= Jacques Schiffrin =

French publisher (1892–1950)

Jacques Schiffrin (28 March 1892, Baku – 17 November 1950, New York City) was an editor and French translator, famous for the creation of Bibliothèque de la Pléiade in 1923 which was integrated with Gallimard in 1933.

==Biography==
Jacques Schiffrin came from a non-practicing Jewish family in Baku. Having graduated in law from the University of Geneva, he moved to Paris in 1922 after the Russian Revolution of 1917 which made him flee to Monte Carlo.

===Editor===
Passionate about literature, in 1923 he set up a publishing firm, Editions de la Pléiade /J. Schiffrin & Co., located at 6 rue Tournefort, Paris. In November 1925, he founded with Joseph Poutermann, his brother-in-law, and Alexandre Halpern, the Société des Amis de la Pléiade (English, "society of the friends of the Pleiade"). In 1931, he launched a luxury edition of the great French and foreign authors, the Bibliothèque reliée de la Pléiade in which appeared a dozen volumes including the works of Baudelaire, Racine, Voltaire, Edgar Allan Poe, Laclos, Musset and Stendhal.

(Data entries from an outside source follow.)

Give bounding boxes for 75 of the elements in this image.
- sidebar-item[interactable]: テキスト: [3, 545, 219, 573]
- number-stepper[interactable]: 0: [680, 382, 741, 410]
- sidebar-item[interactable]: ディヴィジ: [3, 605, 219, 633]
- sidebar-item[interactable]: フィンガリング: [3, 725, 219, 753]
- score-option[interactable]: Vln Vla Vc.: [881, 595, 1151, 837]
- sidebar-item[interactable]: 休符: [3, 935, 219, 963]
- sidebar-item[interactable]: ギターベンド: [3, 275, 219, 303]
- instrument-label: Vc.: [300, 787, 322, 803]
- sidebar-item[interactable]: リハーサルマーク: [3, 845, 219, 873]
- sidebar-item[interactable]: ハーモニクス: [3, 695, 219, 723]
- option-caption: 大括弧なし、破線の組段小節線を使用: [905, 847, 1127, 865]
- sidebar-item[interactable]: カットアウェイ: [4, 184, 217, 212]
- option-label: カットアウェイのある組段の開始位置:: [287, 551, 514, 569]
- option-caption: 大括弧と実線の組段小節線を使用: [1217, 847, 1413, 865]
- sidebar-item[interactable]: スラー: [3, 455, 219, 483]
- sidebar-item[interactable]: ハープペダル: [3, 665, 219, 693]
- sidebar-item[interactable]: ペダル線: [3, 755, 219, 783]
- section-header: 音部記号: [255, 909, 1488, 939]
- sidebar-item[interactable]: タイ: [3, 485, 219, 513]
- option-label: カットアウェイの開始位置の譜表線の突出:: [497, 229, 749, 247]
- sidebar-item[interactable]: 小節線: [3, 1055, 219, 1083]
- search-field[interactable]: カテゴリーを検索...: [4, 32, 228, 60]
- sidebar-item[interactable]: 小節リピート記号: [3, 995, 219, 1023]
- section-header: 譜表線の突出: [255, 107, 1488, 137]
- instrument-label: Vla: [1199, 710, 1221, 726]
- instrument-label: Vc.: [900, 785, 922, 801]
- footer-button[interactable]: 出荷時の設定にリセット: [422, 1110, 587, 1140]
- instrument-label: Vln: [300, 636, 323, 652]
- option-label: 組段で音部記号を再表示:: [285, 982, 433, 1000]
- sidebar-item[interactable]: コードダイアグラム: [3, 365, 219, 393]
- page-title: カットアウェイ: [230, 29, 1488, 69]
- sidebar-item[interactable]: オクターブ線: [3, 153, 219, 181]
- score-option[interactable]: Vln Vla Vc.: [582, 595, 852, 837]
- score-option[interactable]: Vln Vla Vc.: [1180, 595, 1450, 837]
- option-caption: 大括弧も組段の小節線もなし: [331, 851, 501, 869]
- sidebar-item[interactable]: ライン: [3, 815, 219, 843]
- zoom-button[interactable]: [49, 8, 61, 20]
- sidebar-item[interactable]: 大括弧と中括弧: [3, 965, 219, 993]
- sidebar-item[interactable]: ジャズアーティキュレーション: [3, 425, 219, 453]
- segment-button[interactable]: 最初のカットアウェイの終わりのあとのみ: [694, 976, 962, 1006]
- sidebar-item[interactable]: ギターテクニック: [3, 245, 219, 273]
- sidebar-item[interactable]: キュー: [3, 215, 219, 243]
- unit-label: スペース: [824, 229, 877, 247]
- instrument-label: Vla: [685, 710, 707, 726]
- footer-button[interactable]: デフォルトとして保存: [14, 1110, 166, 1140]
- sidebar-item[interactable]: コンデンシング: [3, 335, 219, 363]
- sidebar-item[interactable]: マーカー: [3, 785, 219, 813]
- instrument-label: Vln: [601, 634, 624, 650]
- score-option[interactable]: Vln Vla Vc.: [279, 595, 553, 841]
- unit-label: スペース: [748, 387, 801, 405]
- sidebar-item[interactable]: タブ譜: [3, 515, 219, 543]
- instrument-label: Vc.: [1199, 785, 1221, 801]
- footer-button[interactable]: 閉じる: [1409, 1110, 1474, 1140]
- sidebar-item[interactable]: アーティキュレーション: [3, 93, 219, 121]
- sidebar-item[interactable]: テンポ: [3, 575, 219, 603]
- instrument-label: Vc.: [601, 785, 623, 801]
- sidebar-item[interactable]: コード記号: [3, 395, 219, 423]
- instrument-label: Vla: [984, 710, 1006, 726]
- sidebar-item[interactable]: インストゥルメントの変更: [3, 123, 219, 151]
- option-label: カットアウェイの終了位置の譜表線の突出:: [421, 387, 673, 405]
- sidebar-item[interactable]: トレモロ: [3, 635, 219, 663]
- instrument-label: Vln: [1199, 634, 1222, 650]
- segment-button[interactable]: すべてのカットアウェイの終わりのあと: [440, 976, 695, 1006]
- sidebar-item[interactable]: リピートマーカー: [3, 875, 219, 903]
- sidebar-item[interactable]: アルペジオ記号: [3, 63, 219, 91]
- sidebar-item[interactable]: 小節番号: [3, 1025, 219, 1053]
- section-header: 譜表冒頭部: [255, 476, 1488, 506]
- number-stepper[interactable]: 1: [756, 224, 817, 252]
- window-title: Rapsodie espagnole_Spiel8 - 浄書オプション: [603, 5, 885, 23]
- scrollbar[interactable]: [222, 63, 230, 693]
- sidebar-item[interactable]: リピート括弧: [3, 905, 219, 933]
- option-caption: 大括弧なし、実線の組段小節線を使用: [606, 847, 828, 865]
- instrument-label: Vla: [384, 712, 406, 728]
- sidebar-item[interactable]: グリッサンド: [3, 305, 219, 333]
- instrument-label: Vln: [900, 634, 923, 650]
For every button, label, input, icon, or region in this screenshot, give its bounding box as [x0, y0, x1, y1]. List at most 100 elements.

He befriended many great writers of this period and especially with Andre Gide, with whom he undertook a translation into French of the novels of Pushkin, and with whom he became a close friend and corresponded for a period of thirty years. It was André Gide who urged Gaston Gallimard, the owner of the NRF editions, to integrate the Bibliothèque de la Pléiade (English, "library of the Pleiade") into the Gallimard publishing firm, something that was carried out on 31 July 1933. Schiffrin then became the first director of this book series.

Naturalized French in 1937, Schiffrin was mobilized in 1939 into the French army.

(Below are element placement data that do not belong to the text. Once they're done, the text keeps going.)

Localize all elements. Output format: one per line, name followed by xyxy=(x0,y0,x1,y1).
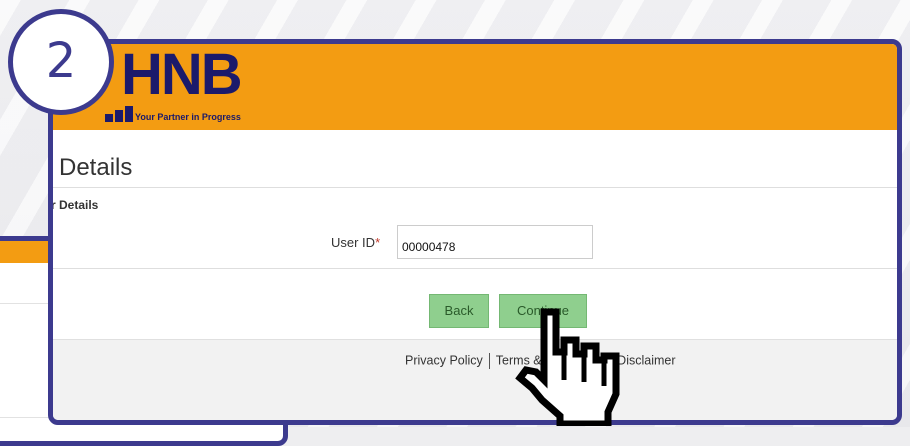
logo-mark-icon xyxy=(105,106,133,122)
divider xyxy=(488,353,490,369)
step-number-badge: 2 xyxy=(8,9,114,115)
footer: Privacy PolicyTerms & ConditionsDisclaim… xyxy=(53,339,897,420)
divider xyxy=(53,268,897,269)
privacy-policy-link[interactable]: Privacy Policy xyxy=(405,353,483,367)
site-header: HNB Your Partner in Progress xyxy=(53,44,897,130)
user-id-label: User ID* xyxy=(331,235,381,250)
logo-tagline: Your Partner in Progress xyxy=(135,112,241,122)
section-title: r Details xyxy=(51,198,99,212)
divider xyxy=(53,187,897,188)
logo-text: HNB xyxy=(121,42,243,107)
browser-window: HNB Your Partner in Progress Details r D… xyxy=(48,39,902,425)
required-mark: * xyxy=(375,235,381,250)
back-button[interactable]: Back xyxy=(429,294,489,328)
page-title: Details xyxy=(59,154,133,181)
user-id-input[interactable] xyxy=(397,225,593,259)
hand-pointer-icon xyxy=(515,308,620,426)
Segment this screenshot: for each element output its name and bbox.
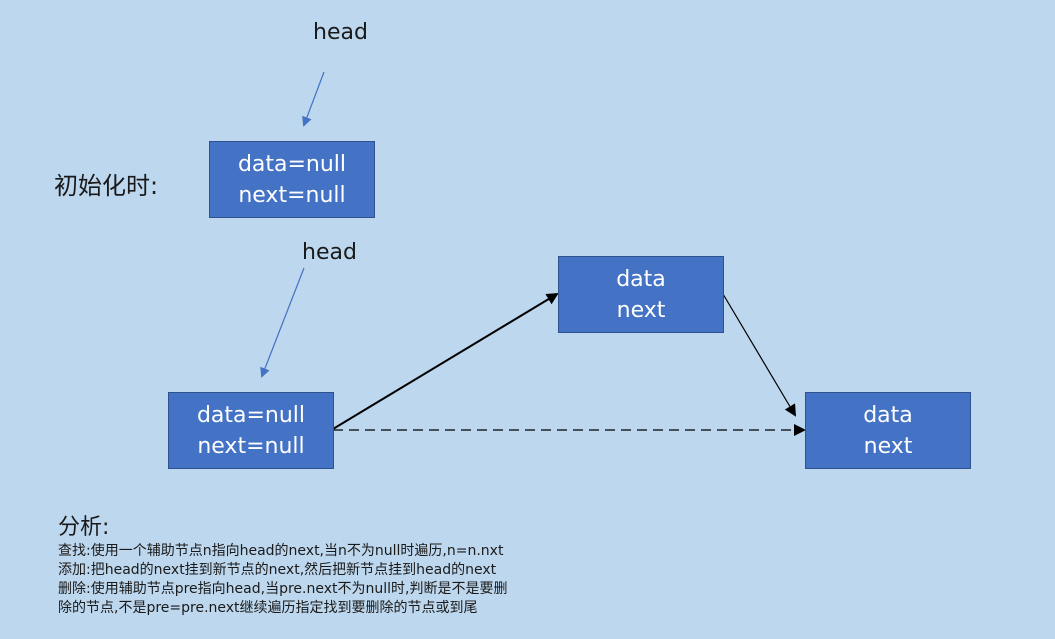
- middle-node-data: data: [616, 266, 666, 292]
- analysis-title: 分析:: [58, 515, 110, 540]
- analysis-block: 分析: 查找:使用一个辅助节点n指向head的next,当n不为null时遍历,…: [58, 514, 507, 618]
- right-node-next: next: [863, 433, 913, 459]
- analysis-line-find: 查找:使用一个辅助节点n指向head的next,当n不为null时遍历,n=n.…: [58, 543, 504, 559]
- head-label-top: head: [313, 20, 368, 45]
- init-node-data: data=null: [237, 151, 347, 177]
- analysis-line-delete: 删除:使用辅助节点pre指向head,当pre.next不为null时,判断是不…: [58, 581, 508, 597]
- link-arrow-head-to-middle: [332, 292, 559, 430]
- head-node-next: next=null: [197, 433, 305, 459]
- init-node: data=null next=null: [209, 141, 375, 218]
- middle-node: data next: [558, 256, 724, 333]
- head-pointer-arrow-top: [302, 71, 325, 127]
- head-label-bottom: head: [302, 240, 357, 265]
- head-pointer-arrow-bottom: [260, 267, 305, 378]
- init-label: 初始化时:: [54, 172, 159, 200]
- link-arrow-middle-to-right: [722, 293, 797, 417]
- init-node-next: next=null: [238, 182, 346, 208]
- right-node-data: data: [863, 402, 913, 428]
- head-node: data=null next=null: [168, 392, 334, 469]
- head-node-data: data=null: [196, 402, 306, 428]
- analysis-line-delete-cont: 除的节点,不是pre=pre.next继续遍历指定找到要删除的节点或到尾: [58, 600, 478, 616]
- right-node: data next: [805, 392, 971, 469]
- analysis-line-add: 添加:把head的next挂到新节点的next,然后把新节点挂到head的nex…: [58, 562, 497, 578]
- middle-node-next: next: [616, 297, 666, 323]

On 5 November 1940, following anti-Jewish laws designed to remove Jews from positions of economic and intellectual influence, he was dismissed by Gaston Gallimard and went to take refuge in the United States with his family in 1941, via Marseille, Casablanca and Lisbon with the financial assistance of André Gide.

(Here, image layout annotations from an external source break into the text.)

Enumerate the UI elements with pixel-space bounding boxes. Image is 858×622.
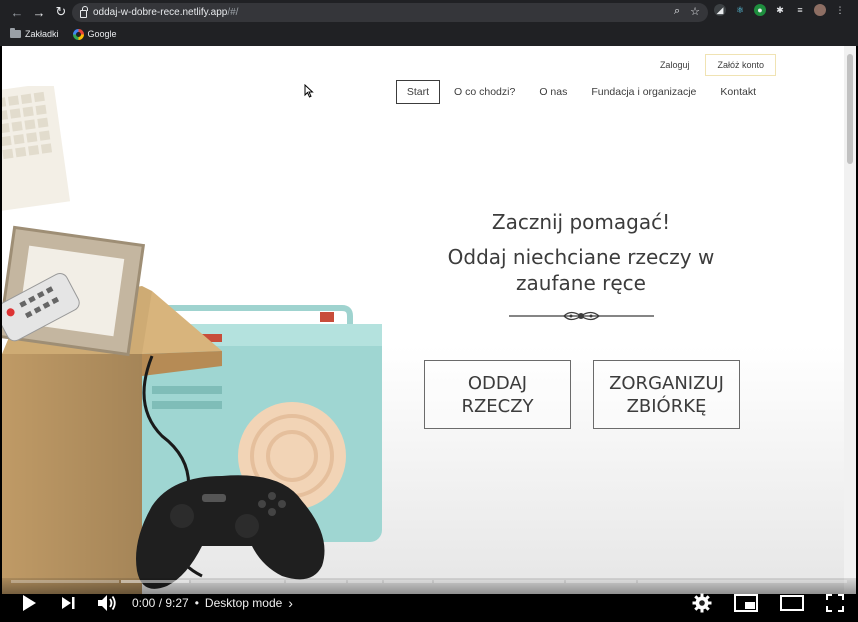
- main-navigation: Start O co chodzi? O nas Fundacja i orga…: [395, 80, 766, 104]
- play-icon[interactable]: [20, 594, 38, 612]
- chapter-segment[interactable]: [11, 580, 119, 583]
- puzzle-icon[interactable]: ✱: [774, 4, 786, 16]
- settings-gear-icon[interactable]: [692, 593, 712, 613]
- fullscreen-icon[interactable]: [826, 594, 844, 612]
- google-icon: [72, 28, 84, 40]
- chapter-segment[interactable]: [348, 580, 383, 583]
- lock-icon: [80, 5, 88, 18]
- url-text: oddaj-w-dobre-rece.netlify.app/#/: [93, 7, 238, 18]
- zoom-icon[interactable]: ⌕: [674, 5, 680, 18]
- give-items-button[interactable]: ODDAJ RZECZY: [424, 360, 571, 429]
- media-queue-icon[interactable]: ≡: [794, 4, 806, 16]
- player-right-controls: [692, 589, 844, 617]
- chapter-segment[interactable]: [434, 580, 564, 583]
- ornament-divider-icon: [509, 311, 654, 321]
- organize-label-2: ZBIÓRKĘ: [626, 395, 707, 417]
- url-host: oddaj-w-dobre-rece.netlify.app: [93, 7, 228, 18]
- forward-icon[interactable]: →: [30, 3, 48, 21]
- miniplayer-icon[interactable]: [734, 594, 758, 612]
- menu-dots-icon[interactable]: ⋮: [834, 4, 846, 16]
- extension-icon[interactable]: ◢: [714, 4, 726, 16]
- organize-collection-button[interactable]: ZORGANIZUJ ZBIÓRKĘ: [593, 360, 740, 429]
- auth-links: Zaloguj Załóż konto: [654, 54, 776, 76]
- bookmark-label: Zakładki: [25, 29, 59, 39]
- chapter-segment[interactable]: [637, 580, 847, 583]
- keyboard-shape: [2, 86, 71, 211]
- hero-subtitle-line: Oddaj niechciane rzeczy w: [447, 245, 715, 269]
- profile-avatar[interactable]: [814, 4, 826, 16]
- reload-icon[interactable]: ↻: [52, 3, 70, 21]
- folder-icon: [10, 28, 21, 38]
- nav-about-us[interactable]: O nas: [529, 81, 577, 103]
- video-time: 0:00 / 9:27: [132, 596, 189, 610]
- mouse-cursor-icon: [304, 84, 314, 98]
- chapter-segment[interactable]: [384, 580, 432, 583]
- chapter-separator: •: [194, 596, 199, 610]
- bookmark-label: Google: [87, 29, 117, 39]
- web-page: Zaloguj Załóż konto Start O co chodzi? O…: [2, 46, 856, 594]
- chapter-segment[interactable]: [190, 580, 285, 583]
- chapter-segment[interactable]: [565, 580, 636, 583]
- nav-contact[interactable]: Kontakt: [710, 81, 766, 103]
- extensions-bar: ◢ ⚛ ● ✱ ≡ ⋮: [714, 4, 846, 16]
- nav-about-idea[interactable]: O co chodzi?: [444, 81, 525, 103]
- organize-label-1: ZORGANIZUJ: [609, 372, 724, 394]
- hero-image: [2, 86, 382, 594]
- browser-toolbar: ← → ↻ oddaj-w-dobre-rece.netlify.app/#/ …: [0, 0, 858, 24]
- give-items-label-2: RZECZY: [461, 395, 534, 417]
- chapter-segment[interactable]: [286, 580, 347, 583]
- video-progress-bar[interactable]: [11, 580, 847, 583]
- url-path: /#/: [227, 7, 239, 18]
- theater-mode-icon[interactable]: [780, 595, 804, 611]
- page-scrollbar[interactable]: [844, 46, 856, 594]
- nav-start[interactable]: Start: [395, 80, 441, 104]
- chapter-title[interactable]: Desktop mode: [205, 596, 282, 610]
- volume-icon[interactable]: [96, 593, 118, 613]
- back-icon[interactable]: ←: [8, 3, 26, 21]
- react-devtools-icon[interactable]: ⚛: [734, 4, 746, 16]
- register-button[interactable]: Załóż konto: [705, 54, 776, 76]
- address-bar[interactable]: oddaj-w-dobre-rece.netlify.app/#/ ⌕ ☆: [72, 3, 708, 22]
- bookmark-folder[interactable]: Zakładki: [10, 28, 59, 39]
- bookmarks-bar: Zakładki Google: [0, 26, 117, 42]
- chapter-segment[interactable]: [120, 580, 189, 583]
- hero-subtitle-line: zaufane ręce: [516, 271, 646, 295]
- extension-green-icon[interactable]: ●: [754, 4, 766, 16]
- nav-foundations[interactable]: Fundacja i organizacje: [581, 81, 706, 103]
- browser-chrome: ← → ↻ oddaj-w-dobre-rece.netlify.app/#/ …: [0, 0, 858, 46]
- star-icon[interactable]: ☆: [690, 5, 700, 18]
- bookmark-google[interactable]: Google: [72, 28, 117, 40]
- chevron-right-icon[interactable]: ›: [288, 595, 293, 611]
- give-items-label-1: ODDAJ: [467, 372, 528, 394]
- login-link[interactable]: Zaloguj: [654, 55, 696, 75]
- next-icon[interactable]: [60, 595, 76, 611]
- scrollbar-thumb[interactable]: [847, 54, 853, 164]
- hero-subtitle: Oddaj niechciane rzeczy w zaufane ręce: [432, 244, 730, 296]
- hero-title: Zacznij pomagać!: [491, 210, 671, 234]
- video-controls: 0:00 / 9:27 • Desktop mode ›: [0, 589, 858, 617]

He moved to New York to continue his publishing profession by founding the Pantheon Books editions with the German publisher couple Helen and Kurt Wolff. He never returned to France and died in New York from a respiratory illness.

===The translator===
Jacques Schiffrin translated Russian authors (Turgenev, Pushkin, Gogol, Dostoevsky) into French, which were published in 1929 by his first publishing house, and, after the war, by the French Book Club.

==Personal life==
Jacques Schiffrin is the brother of film producer Simon Schiffrin.

He was married, from 1921 to 1927, to the French pianist Youra Guller, before her departure for Shanghai. He remarried Simone Heymann with whom he had two children, including André Schiffrin born in 1935.